I was up at Bryn Mawr University this weekend for a conference on “Globalization, Community, and Culture” (where I gave an introductory lecture on the issue of globalization and one on “What Are Human Rights?”). My second talk followed an excellent introduction to the issue of different kinds of orders given by Dr. Adam Tebble of Brown University. His presentation was extraordinarily lucid and elegant and introduced to the students the idea of kinds of order that are, in the old phrase, the products of human action, but not of human design. It led me to rewrite my own talk during his lecture so that I could build on some of his insights and relate Hayek’s idea of “an order of action” to the rights and rules necessary for such orders to emerge.
Adam is involved with the Political Theory Project at Brown University, along with my old friend John Tomasi. Good things are happening at Brown, as evidenced by the good students I meet from Brown who have been encouraged and inspired by John and Adam.
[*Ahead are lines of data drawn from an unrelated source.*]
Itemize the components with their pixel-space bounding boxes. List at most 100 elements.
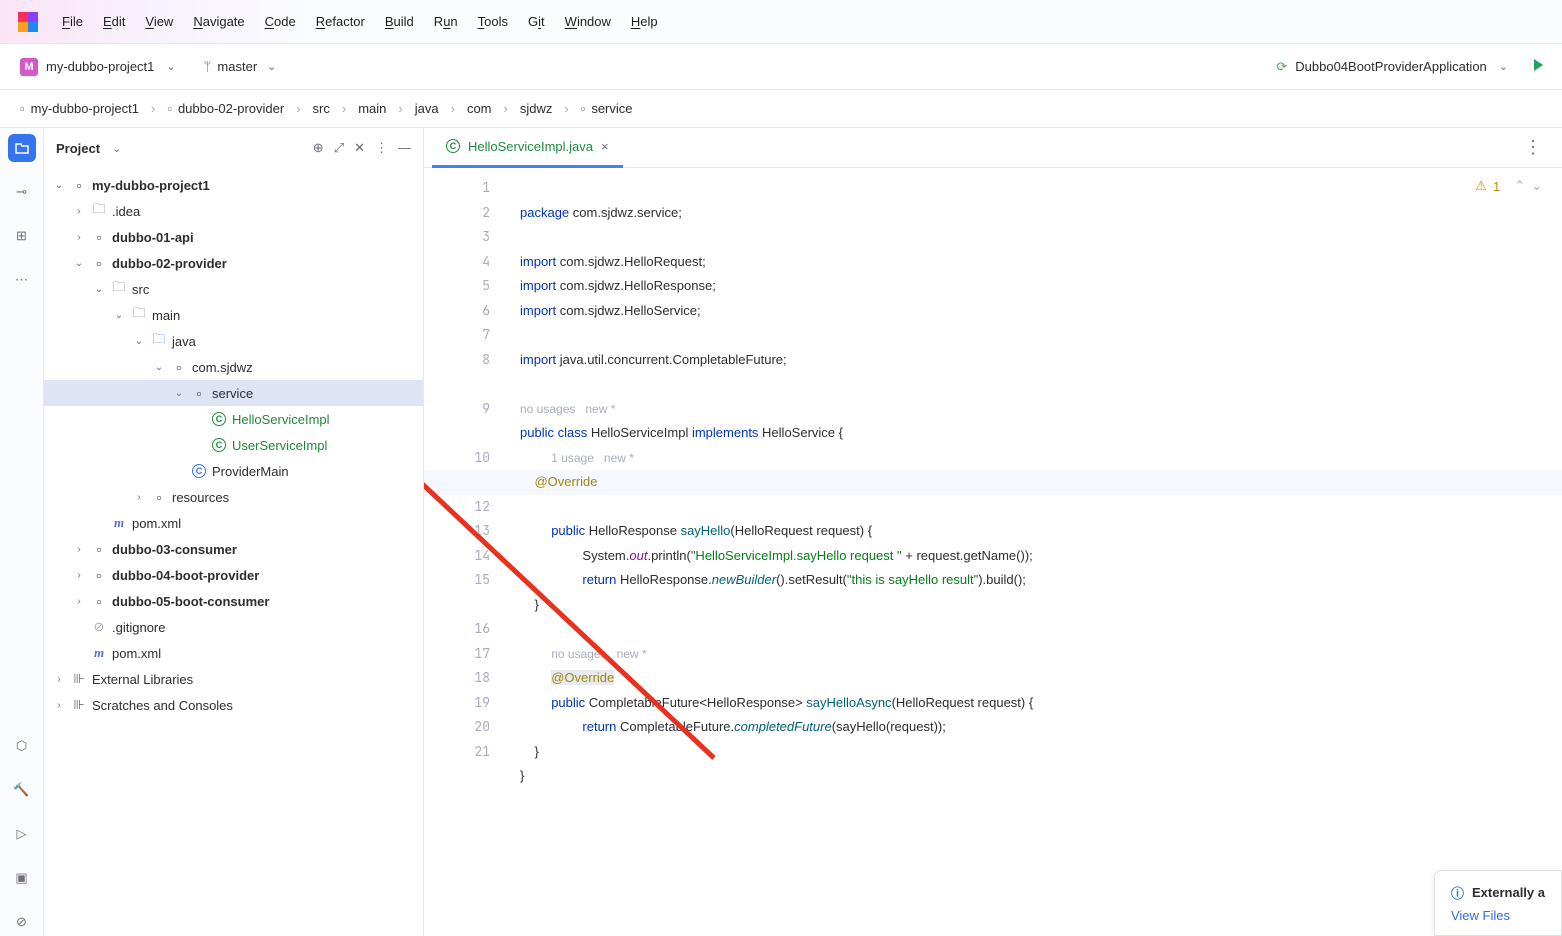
menu-navigate[interactable]: Navigate [183,10,254,33]
module-icon: ▫ [90,256,108,271]
close-icon[interactable]: × [601,139,609,154]
tree-node-root[interactable]: ⌄▫my-dubbo-project1 [44,172,423,198]
module-icon: ▫ [90,594,108,609]
chevron-down-icon[interactable]: ⌄ [112,310,126,321]
ignore-icon: ⊘ [90,619,108,635]
breadcrumb-item[interactable]: ▫my-dubbo-project1 [16,99,143,118]
terminal-tool-button[interactable]: ▣ [8,864,36,892]
project-icon: M [20,58,38,76]
select-opened-icon[interactable]: ⊕ [313,140,324,156]
tree-node[interactable]: ›🗀.idea [44,198,423,224]
chevron-right-icon: › [342,101,346,116]
maven-icon: m [90,645,108,661]
menu-tools[interactable]: Tools [468,10,518,33]
chevron-down-icon[interactable]: ⌄ [52,180,66,191]
chevron-right-icon[interactable]: › [132,492,146,503]
inspection-badge[interactable]: ⚠ 1 ⌃ ⌄ [1475,178,1542,194]
services-tool-button[interactable]: ⬡ [8,732,36,760]
chevron-right-icon[interactable]: › [52,700,66,711]
build-tool-button[interactable]: 🔨 [8,776,36,804]
scratches-icon: ⊪ [70,697,88,713]
menu-edit[interactable]: Edit [93,10,135,33]
chevron-right-icon[interactable]: › [72,544,86,555]
project-selector[interactable]: M my-dubbo-project1 ⌄ [12,54,184,80]
structure-tool-button[interactable]: ⊞ [8,222,36,250]
expand-all-icon[interactable]: ⤢ [334,140,344,156]
run-config-selector[interactable]: ⟳ Dubbo04BootProviderApplication ⌄ [1266,55,1518,79]
tree-node[interactable]: ⌄▫dubbo-02-provider [44,250,423,276]
hide-icon[interactable]: — [398,140,411,156]
breadcrumb-item[interactable]: ▫service [577,99,637,118]
chevron-down-icon[interactable]: ⌄ [112,142,121,155]
tree-node-file[interactable]: mpom.xml [44,510,423,536]
menu-run[interactable]: Run [424,10,468,33]
branch-selector[interactable]: ᛘ master ⌄ [196,55,285,78]
menu-build[interactable]: Build [375,10,424,33]
tree-node[interactable]: ›⊪Scratches and Consoles [44,692,423,718]
collapse-icon[interactable]: ✕ [354,140,365,156]
class-icon: C [446,139,460,153]
tab-options-icon[interactable]: ⋮ [1512,137,1554,158]
tree-node-file[interactable]: CProviderMain [44,458,423,484]
menu-window[interactable]: Window [555,10,621,33]
tree-node[interactable]: ⌄🗀src [44,276,423,302]
tree-node-file[interactable]: CUserServiceImpl [44,432,423,458]
menu-view[interactable]: View [135,10,183,33]
editor-tab[interactable]: C HelloServiceImpl.java × [432,128,623,168]
tree-node-file[interactable]: CHelloServiceImpl [44,406,423,432]
chevron-right-icon: › [451,101,455,116]
chevron-down-icon[interactable]: ⌄ [92,284,106,295]
run-tool-button[interactable]: ▷ [8,820,36,848]
breadcrumb-item[interactable]: ▫dubbo-02-provider [163,99,288,118]
chevron-down-icon[interactable]: ⌄ [1531,178,1542,194]
chevron-down-icon[interactable]: ⌄ [152,362,166,373]
chevron-right-icon[interactable]: › [72,596,86,607]
chevron-right-icon[interactable]: › [52,674,66,685]
view-files-link[interactable]: View Files [1451,908,1545,923]
breadcrumb-item[interactable]: sjdwz [516,99,557,118]
commit-tool-button[interactable]: ⊸ [8,178,36,206]
tree-node-file[interactable]: mpom.xml [44,640,423,666]
breadcrumb-item[interactable]: src [309,99,334,118]
chevron-right-icon: › [564,101,568,116]
code-area[interactable]: 123456789101112131415161718192021 packag… [424,168,1562,936]
run-button[interactable] [1526,53,1550,80]
tree-node[interactable]: ⌄▫com.sjdwz [44,354,423,380]
tree-node[interactable]: ⌄🗀main [44,302,423,328]
chevron-down-icon[interactable]: ⌄ [72,258,86,269]
chevron-right-icon[interactable]: › [72,570,86,581]
tree-node[interactable]: ›▫dubbo-03-consumer [44,536,423,562]
tree-node[interactable]: ›▫dubbo-04-boot-provider [44,562,423,588]
branch-icon: ᛘ [204,59,212,74]
tree-node[interactable]: ›▫dubbo-05-boot-consumer [44,588,423,614]
tree-node-file[interactable]: ⊘.gitignore [44,614,423,640]
problems-tool-button[interactable]: ⊘ [8,908,36,936]
menu-file[interactable]: File [52,10,93,33]
module-icon: ▫ [70,178,88,193]
options-icon[interactable]: ⋮ [375,140,388,156]
menu-refactor[interactable]: Refactor [306,10,375,33]
package-icon: ▫ [190,386,208,401]
breadcrumb-item[interactable]: com [463,99,496,118]
branch-name: master [217,59,257,74]
tree-node[interactable]: ›▫resources [44,484,423,510]
tree-node[interactable]: ›⊪External Libraries [44,666,423,692]
more-tool-button[interactable]: ⋯ [8,266,36,294]
chevron-down-icon[interactable]: ⌄ [132,336,146,347]
chevron-down-icon[interactable]: ⌄ [172,388,186,399]
code-content[interactable]: package com.sjdwz.service; import com.sj… [504,168,1562,936]
chevron-up-icon[interactable]: ⌃ [1514,178,1525,194]
tree-node[interactable]: ⌄🗀java [44,328,423,354]
chevron-right-icon[interactable]: › [72,206,86,217]
menu-code[interactable]: Code [255,10,306,33]
module-icon: ▫ [20,101,25,116]
tree-node[interactable]: ›▫dubbo-01-api [44,224,423,250]
breadcrumb-item[interactable]: main [354,99,390,118]
breadcrumb: ▫my-dubbo-project1 › ▫dubbo-02-provider … [0,90,1562,128]
tree-node-selected[interactable]: ⌄▫service [44,380,423,406]
breadcrumb-item[interactable]: java [411,99,443,118]
project-tool-button[interactable] [8,134,36,162]
menu-help[interactable]: Help [621,10,668,33]
chevron-right-icon[interactable]: › [72,232,86,243]
menu-git[interactable]: Git [518,10,555,33]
As a recent alumna, I can affirm that classical liberalism is very much alive and well at Brown. Although rightly heralded as one of the most liberal (in the American sense) universities in the country, there is a small but strong contingent of talented students and professors there who are dedicated to the rigorous intellectual exploration of classical liberal philosophy. Perhaps then Brown *is* a liberal school, but not in the pejorative sense that the Ann Coulters of the world so often invoke.